Certain factors, like key words and the number of other sites linking to yours, have, to date, been what helps Google determine where to rank a page. Now a new report says the search engine giant is looking at another way to potentially determine the order in which they present search results: How factually accurate a site is.
A Google research team is adapting that model [of inbound links] to measure the trustworthiness of a page, rather than its reputation across the web. Instead of counting incoming links, the system—which is not yet live—counts the number of incorrect facts within a page. "A source that has few false facts is considered to be trustworthy," says the team (arxiv.org/abs/1502.03519v1). The score they compute for each page is its Knowledge-Based Trust score.
The study cited above, entitled "Knowledge-Based Trust: Estimating the Trustworthiness of Web Sources," explains:
On synthetic data, we show that our method can reliably compute the true trustworthiness levels of the sources. We then apply it to a database of 2.8B facts extracted from the web, and thereby estimate the trustworthiness of 119M webpages. Manual evaluation of a subset of the results confirms the effectiveness of the method.
In effect, the team has developed a way to determine what data should to be pulled from a webpage in order to be evaluated for truthfulness, and then, by measuring that against information stored in Google’s “Knowledge Vault” of accepted true facts, can determine just how truthful a web page is. They can then factor that factualness into Google’s search results, and—voilá—the truth-ier pages rise to the top.

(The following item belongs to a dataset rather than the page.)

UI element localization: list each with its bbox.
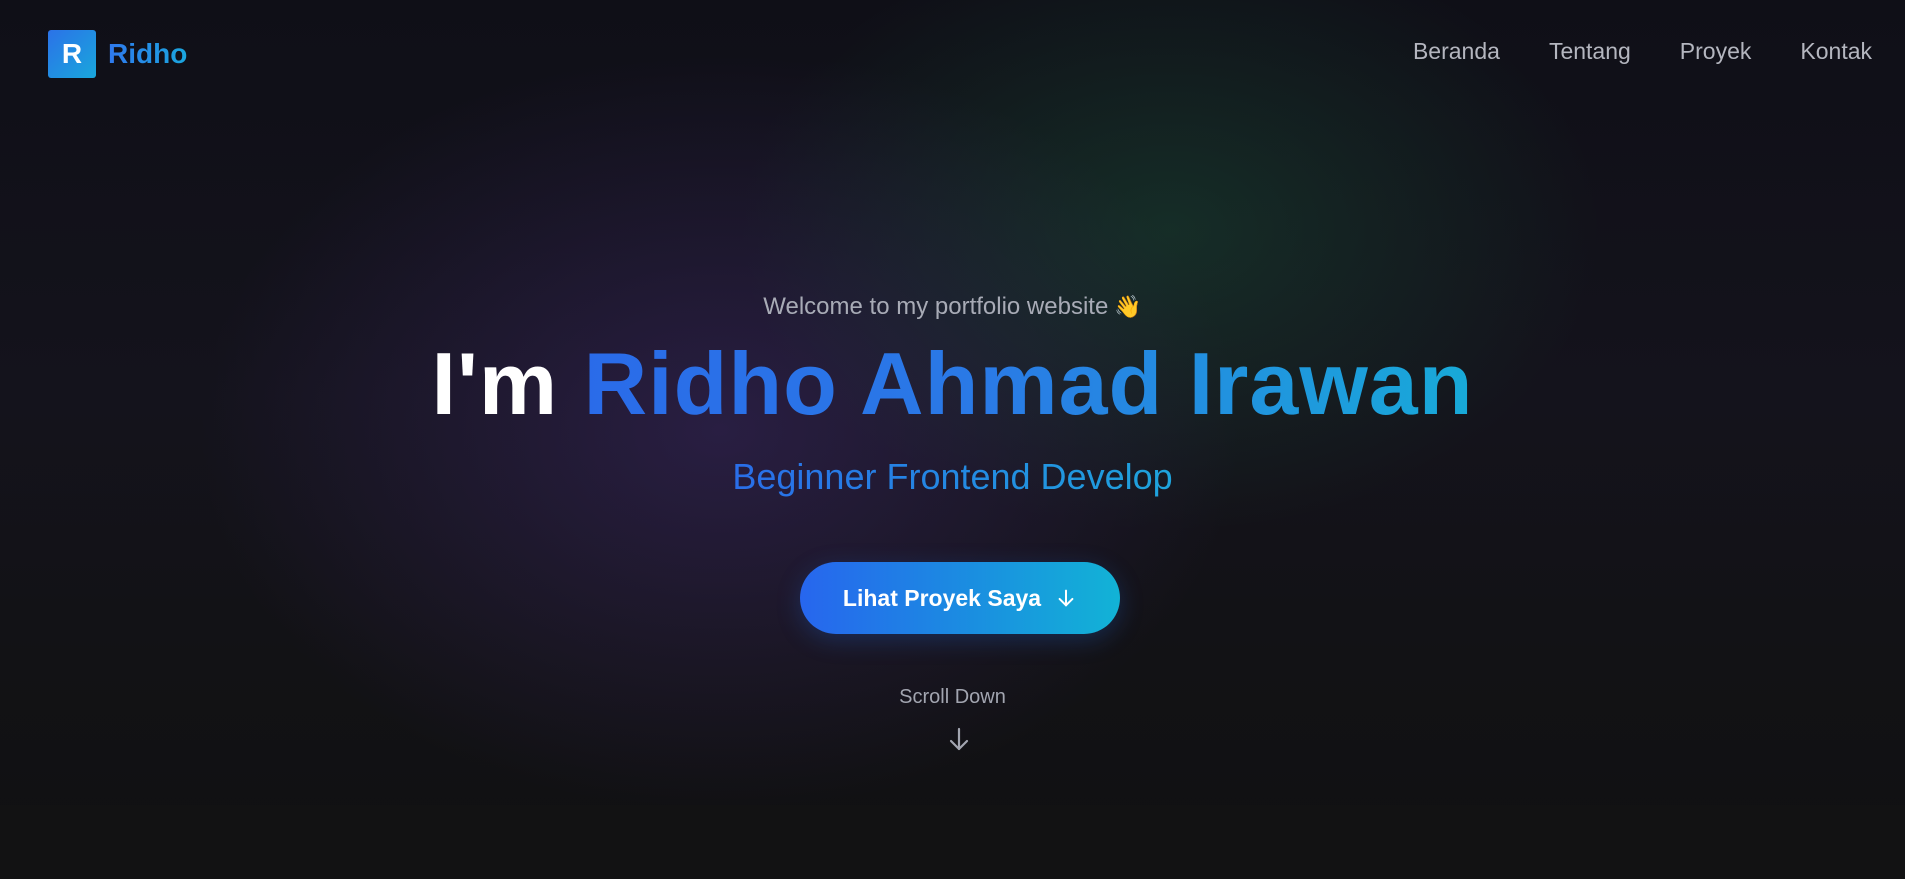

Separating the factual from the bullshit is, in theory, great—especially given the degree to which ambiguity, half-truths, and outright lies can thrive online. And, as New Scientist details, Google’s Knowledge Vault consistently cross-indexes existing “facts” with newly incorporated data to determine the continued validity of a claim. Truthfulness is determined by informed probability, rather than simply as a “true/false” binary. For example, nearly all websites probably agree that Barack Obama is the President of the United States, so that “fact” would be considered to have an exceptionally high probability of being true.
Still, given the make-or-break power of Google’s ubiquitous search ranking when it comes to what information a web user typically does, and doesn’t see, there's something a bit unsettling about a corporation looking to become an arbiter of truthfulness. It sounds as if Google’s algorithm is both effective and accurate, but when it comes to internet “truths” we’re probably all better off taking everything with a few grains of salt. And that’s a fact.